The K1986VE91T is one of Milandr’s top end products, it is an 80MHz ARM Cortex-M3 based processor, and likely one of the largest, if not the largest, Cortex-M3 made.  It is made on a 180nm process and includes 32K RAM, 128K FlashROM, 96 USER I/O, USB, 2 UART and 12-bit DAC/ADC.  Judging by the die, the processor was built with standard licensed blocks, very common for such designs.  Milandr licensed the ARM Cortex-M3 itself in December of 2008, for use mainly in automotive and industrial applications. Milandr is also the very first Russian company to license and use an ARM core.

Analog Devices ADUCM322BBCZ ARM Cortex-M3 80MHz – Same basic core, but in a very much less appealing package

The package, however, is completely unique.  It is a 132 pin CQFP package.
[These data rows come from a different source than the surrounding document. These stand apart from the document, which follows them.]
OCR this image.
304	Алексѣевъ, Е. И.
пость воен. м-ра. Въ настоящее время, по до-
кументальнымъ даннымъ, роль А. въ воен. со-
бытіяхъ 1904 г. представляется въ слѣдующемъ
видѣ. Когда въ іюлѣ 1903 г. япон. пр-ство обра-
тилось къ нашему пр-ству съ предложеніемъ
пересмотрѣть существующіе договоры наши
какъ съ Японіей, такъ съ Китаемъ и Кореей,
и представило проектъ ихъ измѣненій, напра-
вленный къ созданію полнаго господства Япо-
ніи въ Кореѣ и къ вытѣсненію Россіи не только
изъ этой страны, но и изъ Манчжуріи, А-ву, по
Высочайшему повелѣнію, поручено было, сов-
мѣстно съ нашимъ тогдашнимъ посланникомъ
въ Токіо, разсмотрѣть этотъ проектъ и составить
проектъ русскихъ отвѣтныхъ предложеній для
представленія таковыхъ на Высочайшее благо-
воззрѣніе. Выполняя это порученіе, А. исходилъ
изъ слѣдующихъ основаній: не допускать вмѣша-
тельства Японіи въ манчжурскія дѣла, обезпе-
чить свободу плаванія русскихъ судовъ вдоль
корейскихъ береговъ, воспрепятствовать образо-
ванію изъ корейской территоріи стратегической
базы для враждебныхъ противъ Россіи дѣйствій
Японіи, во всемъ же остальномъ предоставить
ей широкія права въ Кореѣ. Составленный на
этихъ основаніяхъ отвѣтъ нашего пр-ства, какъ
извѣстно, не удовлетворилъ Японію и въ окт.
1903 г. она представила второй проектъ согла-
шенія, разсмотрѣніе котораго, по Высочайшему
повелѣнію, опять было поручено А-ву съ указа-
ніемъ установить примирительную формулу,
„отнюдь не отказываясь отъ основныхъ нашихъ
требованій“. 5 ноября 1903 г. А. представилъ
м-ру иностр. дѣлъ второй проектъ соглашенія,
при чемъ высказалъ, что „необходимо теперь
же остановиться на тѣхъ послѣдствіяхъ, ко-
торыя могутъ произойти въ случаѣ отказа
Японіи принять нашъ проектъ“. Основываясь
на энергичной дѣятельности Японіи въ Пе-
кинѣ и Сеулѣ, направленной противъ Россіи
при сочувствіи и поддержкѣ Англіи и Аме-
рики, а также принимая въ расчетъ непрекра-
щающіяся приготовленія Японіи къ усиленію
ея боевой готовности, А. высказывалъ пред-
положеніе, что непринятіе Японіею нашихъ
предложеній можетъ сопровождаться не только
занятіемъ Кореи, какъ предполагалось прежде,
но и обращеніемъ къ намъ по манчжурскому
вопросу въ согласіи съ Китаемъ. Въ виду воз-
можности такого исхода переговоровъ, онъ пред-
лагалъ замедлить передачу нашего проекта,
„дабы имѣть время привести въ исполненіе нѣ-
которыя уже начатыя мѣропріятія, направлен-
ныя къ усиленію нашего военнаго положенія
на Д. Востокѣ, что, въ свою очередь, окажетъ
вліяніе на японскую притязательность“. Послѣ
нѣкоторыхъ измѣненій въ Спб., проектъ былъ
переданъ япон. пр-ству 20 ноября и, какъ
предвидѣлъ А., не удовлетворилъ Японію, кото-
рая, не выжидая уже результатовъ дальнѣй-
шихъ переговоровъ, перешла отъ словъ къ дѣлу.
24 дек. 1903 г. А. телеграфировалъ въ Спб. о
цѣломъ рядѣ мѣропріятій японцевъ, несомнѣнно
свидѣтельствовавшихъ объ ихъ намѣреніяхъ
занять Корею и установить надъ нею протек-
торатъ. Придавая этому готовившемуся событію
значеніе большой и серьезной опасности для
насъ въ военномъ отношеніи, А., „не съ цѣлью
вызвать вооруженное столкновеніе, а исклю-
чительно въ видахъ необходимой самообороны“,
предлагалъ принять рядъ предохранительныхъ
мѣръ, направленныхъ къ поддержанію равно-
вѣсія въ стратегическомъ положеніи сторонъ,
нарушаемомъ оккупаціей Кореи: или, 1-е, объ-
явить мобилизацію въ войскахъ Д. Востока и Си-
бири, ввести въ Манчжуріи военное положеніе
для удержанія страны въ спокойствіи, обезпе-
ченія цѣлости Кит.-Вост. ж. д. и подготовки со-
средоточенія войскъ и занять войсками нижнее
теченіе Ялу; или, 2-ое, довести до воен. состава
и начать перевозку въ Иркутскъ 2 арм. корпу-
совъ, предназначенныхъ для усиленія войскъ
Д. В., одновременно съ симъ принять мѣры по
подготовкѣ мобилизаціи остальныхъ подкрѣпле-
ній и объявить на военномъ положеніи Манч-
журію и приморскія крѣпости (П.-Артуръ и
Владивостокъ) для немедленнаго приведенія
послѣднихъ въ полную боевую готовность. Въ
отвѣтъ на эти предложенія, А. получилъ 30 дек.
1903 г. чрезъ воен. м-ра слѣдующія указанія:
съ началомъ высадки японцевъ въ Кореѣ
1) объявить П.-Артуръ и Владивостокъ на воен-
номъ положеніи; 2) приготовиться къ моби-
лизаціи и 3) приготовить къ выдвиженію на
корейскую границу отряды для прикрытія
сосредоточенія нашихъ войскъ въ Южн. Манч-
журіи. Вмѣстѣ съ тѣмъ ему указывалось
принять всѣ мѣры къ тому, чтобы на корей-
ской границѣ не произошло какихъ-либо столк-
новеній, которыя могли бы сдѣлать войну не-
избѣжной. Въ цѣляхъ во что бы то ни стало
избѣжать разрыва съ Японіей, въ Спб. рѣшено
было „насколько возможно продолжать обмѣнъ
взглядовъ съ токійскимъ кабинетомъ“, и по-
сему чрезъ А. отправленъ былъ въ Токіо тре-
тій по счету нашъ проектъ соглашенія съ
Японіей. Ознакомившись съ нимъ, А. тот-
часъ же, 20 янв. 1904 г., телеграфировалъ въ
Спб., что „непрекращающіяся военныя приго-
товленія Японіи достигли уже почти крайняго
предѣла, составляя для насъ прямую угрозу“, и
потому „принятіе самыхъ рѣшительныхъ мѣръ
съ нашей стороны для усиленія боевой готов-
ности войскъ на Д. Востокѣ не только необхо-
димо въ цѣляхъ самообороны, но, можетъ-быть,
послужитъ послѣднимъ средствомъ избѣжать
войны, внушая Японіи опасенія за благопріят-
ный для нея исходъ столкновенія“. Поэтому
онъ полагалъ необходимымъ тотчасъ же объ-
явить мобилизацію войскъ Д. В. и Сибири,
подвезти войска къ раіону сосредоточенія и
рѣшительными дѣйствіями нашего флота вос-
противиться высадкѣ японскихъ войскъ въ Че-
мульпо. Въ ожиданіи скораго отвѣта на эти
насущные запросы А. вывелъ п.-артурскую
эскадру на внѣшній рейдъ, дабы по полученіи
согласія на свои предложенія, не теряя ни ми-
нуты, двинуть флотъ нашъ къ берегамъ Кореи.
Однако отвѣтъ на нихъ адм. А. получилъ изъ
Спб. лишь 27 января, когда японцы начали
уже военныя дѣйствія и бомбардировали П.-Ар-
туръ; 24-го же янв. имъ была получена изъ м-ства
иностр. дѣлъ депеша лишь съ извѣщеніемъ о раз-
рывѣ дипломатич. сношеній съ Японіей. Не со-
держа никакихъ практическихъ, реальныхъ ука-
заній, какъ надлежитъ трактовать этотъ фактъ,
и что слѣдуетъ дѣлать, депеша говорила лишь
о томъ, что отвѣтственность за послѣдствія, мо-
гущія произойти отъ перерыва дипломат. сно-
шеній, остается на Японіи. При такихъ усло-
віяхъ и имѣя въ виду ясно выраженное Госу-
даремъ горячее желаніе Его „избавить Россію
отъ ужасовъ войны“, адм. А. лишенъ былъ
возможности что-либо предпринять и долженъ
There are 33 gold leads on each side of the white ceramic package.  Each row is actually 2 staggered rows, the offset allows the finer lead pitch, and still room to bond the leads to the top of the package.  Soviet processors were often delivered in the most stunning of packages and 25 years later, Milandr keeps that tradition alive.

Each of these processors came with a brief datasheet, complete with inspection stamps for the processor. It is all in Russian, but check it out here.

Milandr made several variations of the Cortex-M3, including the VE92 and VE93 which are internally identical, but with much less I/O available owing to there smaller 64 pin and 48 pin packages respectively. Milandr also made a copy of the PIC17 processor that we covered last year.

A version of the K1986VExx continues to be made by Milandr, but renamed to the MDR32F9Qx.  It continues to have the same basic core, but in a 144 pin package, allowing even greater I/O support.

 

March 10th, 2016 ~ by admin

Milandr K1886VE: The PIC That Went to Russia

Milandr K1886VE2U PIC17C756A w/ Flash Memory

Milandr K1886VE2U PIC17C756A w/ Flash Memory

We have previously talked about the Microchip PIC17, and its less then stellar success in the market.  After being introduced in the early 1990’s it was discontinued in the early 2000’s, though Microchip continued to provide support (and some devices) to users for some time after that.

In the early 1990’s a IC company was formed in Zelenograd, Russia (just a short distance to the NW of Moscow), the silicon valley of Russia, home to the Angstrem, and Micron IC design houses.  This company was Milandr, one of the first post-Soviet IC companies, with ambitious plans, and many highly capable engineers from the Soviet times.  They are a fabless company, though with their own packaging/test facilities, specializing in high reliability metal/ceramic packages.

The K1886VE is Milandr’s version of a PIC17C756A, though updated for the 21st century.  While mask-ROM versions are available the VE2 version replaces the ROM with modern FLASH memory.  This is a upgrade that perhaps would have kept the PIC17 alive if Microchip would have done similar.  It is packaged in a 64 pins CQFP white ceramic package with a metal lid and gold leads, not what one is use to seeing a PIC in.  Production of these PICs continues at Milandr (the pictured example is from 2012), as customers still use the parts, mainly in industrial and other places where reliability is key.

The use of a PIC in high reliability applications isn’t something entirely new.  The Microhard MHX-2400 radio system, designed for small satellites such as cubesats, runs on a PIC17C756A, a version flew on NASA’s Genesat-1 in 2006 carrying bacteria samples.  Milandr does offer radiation resistant devices so its likely that some Milandr PIC has flown to space as well.